Pologne : revers pour le gouvernement sur la réforme de la justice
Le Tribunal suprême de Pologne vient de déclarer contraire au droit la chambre disciplinaire récemment créée pour vérifier l'aptitude des juges et les procureurs et, le cas échéant, les révoquer. Les membres de cette chambre sont nommés par le Conseil national de la magistrature, à son tour élu par le Parlement. Dans son réquisitoire, le Tribunal critique la trop forte dépendance de la chambre par rapport au gouvernement. Quel sera l'impact de cette décision ?
Une incroyable effronterie
Pour Gazeta Wyborcza, le jugement montre à quel point le pays est devenu antidémocratique :
«Après la décision de jeudi, la chambre disciplinaire vaquait aux affaires courantes, comme si de rien n'était. Au Conseil national de la magistrature, la décision n'a pas fait grande impression non plus. Son président Leszek Mazur a fait savoir que la sentence du Tribunal Suprême n'avait aucune incidence sur le fonctionnement du Conseil et de la chambre disciplinaire. C'est faux. Si le Conseil national de la magistrature et la chambre disciplinaire passent outre le jugement, ils consacreront l'anarchie et le chaos juridique auxquels le parti au pouvoir PiS a mené la justice. ... Et si les dirigeants restent inflexibles et ne reconnaissent pas le jugement, le PiS nous fera inexorablement sortir de l'UE.»
Gardons la tête froide
Alors que la justice polonaise se trouve face à une montagne de problèmes, Rzeczpospolita appelle à la circonspection :
«La sentence prononcée jeudi par le Tribunal Suprême ne met pas fin à l'affaire - même si elle apporte des caisses de munitions aux juges qui dénoncent les modifications voulues par l'équipe au pouvoir. Les décisions prises par les organes du système juridique dont l'autorité vient d'être vigoureusement remise en question ne perdent rien de leur validité. ... Il s'agit de questions juridiques qui devraient être traitées par voie judiciaire si l'on veut agir dans le cadre d'un Etat démocratique. Il faut donc tenter de défaire le nœud gordien sans le trancher.»

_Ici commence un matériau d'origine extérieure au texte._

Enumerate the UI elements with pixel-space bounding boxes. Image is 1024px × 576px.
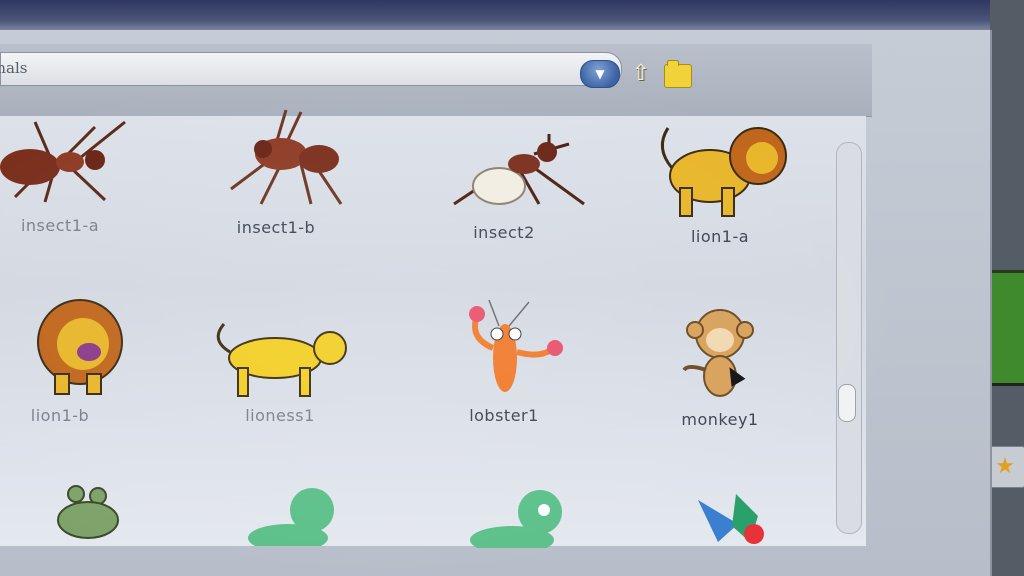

Le chaos sera au rendez-vous
Cette sentence déclenchera une lame de fond juridique et politique, prédit Florian Hassel, correspondant de Süddeutsche Zeitung à Varsovie :
«Ce sera un séisme juridique car tous les verdicts prononcés par plus de 550 juges, en partie inaptes mais bombardés à ce poste par le PiS, peuvent être considérés comme juridiquement nuls. Pendant des années, le chaos juridique que les opposants à la réforme du système de justice ne se lassaient pas de prédire va régner. Ce sera aussi un séisme politique car le gouvernement et le chef de file du PiS, Jarosław Kaczyński, ne sont pas prêts à céder. ... L'évolution des choses après le verdict des juges polonais mettra aussi à rude épreuve la Commission européenne, qui s'est récemment signalée par une politique de détente objectivement inappropriée envers Varsovie et les autres pays de l'UE responsables d'infractions du droit.»